Politique
Au sommet de Bujumbura, le président sud-africain a insisté sur la prise des décisions concrètes pour remédier aux lacunes découlant de la non-mise en œuvre de l’Accord-cadre d’Addis-Abeba.
Pour Cyril Ramaphosa, il est essentiel que toutes les parties fassent preuve de la plus grande volonté politique et réaffirment leur engagement en faveur de sa mise en œuvre réussie.
L’Afrique du Sud soutient pleinement les efforts de revitalisation de cet accord signé en février 2023, pour répondre aux défis actuels en constante évolution.

Le président Ramaphosa a proposé que l’accent soit mis sur les points suivants :
S’attaquer aux causes profondes du conflit et aux moteurs des conflits violents dans la région, si nous voulons approfondir et consolider la démocratie et promouvoir la bonne gouvernance.
Élaborer une stratégie globale de lutte contre l’exploitation illégale des ressources minérales, la corruption, le blanchiment d’argent et la criminalité transnationale organisée.

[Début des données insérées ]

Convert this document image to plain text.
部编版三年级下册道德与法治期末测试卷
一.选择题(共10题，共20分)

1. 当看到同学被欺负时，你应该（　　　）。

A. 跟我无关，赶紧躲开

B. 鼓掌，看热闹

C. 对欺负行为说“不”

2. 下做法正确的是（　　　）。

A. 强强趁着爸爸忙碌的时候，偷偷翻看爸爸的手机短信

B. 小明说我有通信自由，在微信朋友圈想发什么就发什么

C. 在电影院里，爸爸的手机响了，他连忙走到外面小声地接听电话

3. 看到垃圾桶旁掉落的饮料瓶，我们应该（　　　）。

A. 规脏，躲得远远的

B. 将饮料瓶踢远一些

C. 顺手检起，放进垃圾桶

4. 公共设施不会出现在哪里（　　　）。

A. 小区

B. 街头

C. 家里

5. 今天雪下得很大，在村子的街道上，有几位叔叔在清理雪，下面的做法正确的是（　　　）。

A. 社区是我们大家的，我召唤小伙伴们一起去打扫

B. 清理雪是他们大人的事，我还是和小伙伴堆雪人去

Il faut investir davantage dans le renforcement des capacités institutionnelles de gestion et de contrôle des frontières, ainsi que des agences judiciaires et répressives.
Appeler le système des Nations unies à continuer de fournir des capacités et une assistance technique aux institutions de l’État pour maintenir les normes de responsabilité en matière de violence sexiste et pour renforcer les cadres juridiques.
Renforcer la coopération, la coordination et la complémentarité des efforts entre la Monusco, les Forces armées de la République démocratique du Congo et la Force régionale de l’EAC.
Mobiliser des ressources pour soutenir le déploiement d’une force régionale dans l’est de la RDC sous les auspices de l’EAC, et le renforcement des capacités de la Monusco
Les pays de la région accélèrent les initiatives de développement qui s’attaquent à la pauvreté, au chômage et aux inégalités.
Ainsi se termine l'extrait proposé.